Misleading flier, cases of ticket shyness, images of Schaefer mark election week

September 17, 1990|By Dennis O'Brien and John W. Frece of The Sun's metropolitan staff contributed to these notes.

A piece of campaign literature distributed Tuesday in Dundalk may help explain why House Majority Leader John S. Arnick was in such a dogfight to get re-elected in Baltimore County's 7th District.

A flier circulated by volunteers for County Council candidate Jacob Mohorovic and paid for by a political action committee called The People's Choice listed endorsements for Mr. Arnick and one of the other two House of Delegate candidates, Joseph VTC J. Minnick, who was edged out of the running Tuesday by only a few votes.

But the flier encouraged voters to cast a ballot for Mr. Arnick by pulling Lever 5B -- the lever set up to cast a vote for Louis DePazzo, the other incumbent Democrat who spent much of the campaign feuding with Mr. Arnick.

John E. Galeano, treasurer of The People's Choice, declined to comment on the mistake.

*Candidates who win the primary often join with fellow candidates of the same party on a ticket, putting aside past differences so they can face the opposition together in the general election.

But in Baltimore County, three winners in the Democratic primary have said they will run campaigns independent of Baltimore County Executive Dennis F. Rasmussen. A fourth Democratic candidate was on the fence yesterday.

Donald Mason, a Democratic nominee for County Council in the 7th District; Janice Piccinini, Democratic nominee for Senate in the 10th District; and County Councilwoman Barbara Bachur, D-4th, have all backed off from joining the executive's ticket.

Mr. Mason ran openly against Mr. Rasmussen in the primary. Ms. Piccinini's district is in Northern Baltimore County, where the anti-Rasmussen property tax protest movement is running strong. And Mrs. Bachur said she has too often disagreed with Mr. Rasmussen's policies over the past four years.

Vincent Gardina, who upset four-term incumbent Norman Lauenstein to win the Democratic nomination for County Council in the 5th District, was still undecided at the end of last week. He said he has yet to discuss the issue with Mr. Rasmussen.

"Like everybody else, I have to be careful because there's a lot of Republicans in my district, and there's a lot of anti-incumbent feeling out there," said Mr. Gardina.

Mr. Rasmussen said that he hopes to talk with all of the Democratic candidates but that he is confident of victory in November, whether or not he has all of them on his ticket.

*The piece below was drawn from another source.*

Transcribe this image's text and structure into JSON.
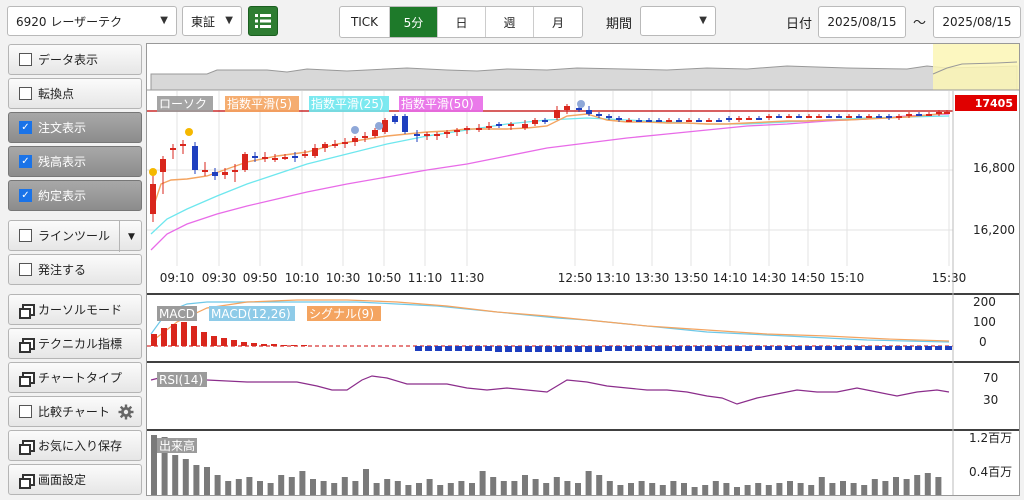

*To make sure everyone understood the significance of the decision to hold Gov. William Donald Schaefer's primary night celebration in the Baltimore School for the Arts, the governor's aides told reporters that the ornate, balconied theater with the worn hardwood floors was officially named the "William Donald Schaefer Ballroom."

Mr. Schaefer's Democratic opponent, gun advocate and Glen Burnie real estate agent Frederick M. Griisser Jr., held his election night party in simpler digs -- at the Timbuktu restaurant-tavern complex on Dorsey Road in Hanover.

*And, just in case someone attending Governor Schaefer's primary night celebration might have forgotten why they were there, the governor's campaign staff provided a plentiful supply of visual reminders.

On the walls, on the balconies, on the stage, on the microphone stand and on the doors were at least 55 poster-sized pictures of Mr. Schaefer, a determined look captured on the candidate's face.

By a generous though unofficial count of the governor's election night crowd, that meant there was one poster-sized portrait of the governor plastered somewhere on the building for every five or six people in attendance -- about 250 in all.

Even embarrassed aides to the governor quietly acknowledged that if Mr. Schaefer's Cabinet secretaries (almost all of whom were there), his staff and other administration officials suddenly left, about the only people who would have remained were reporters and television crews.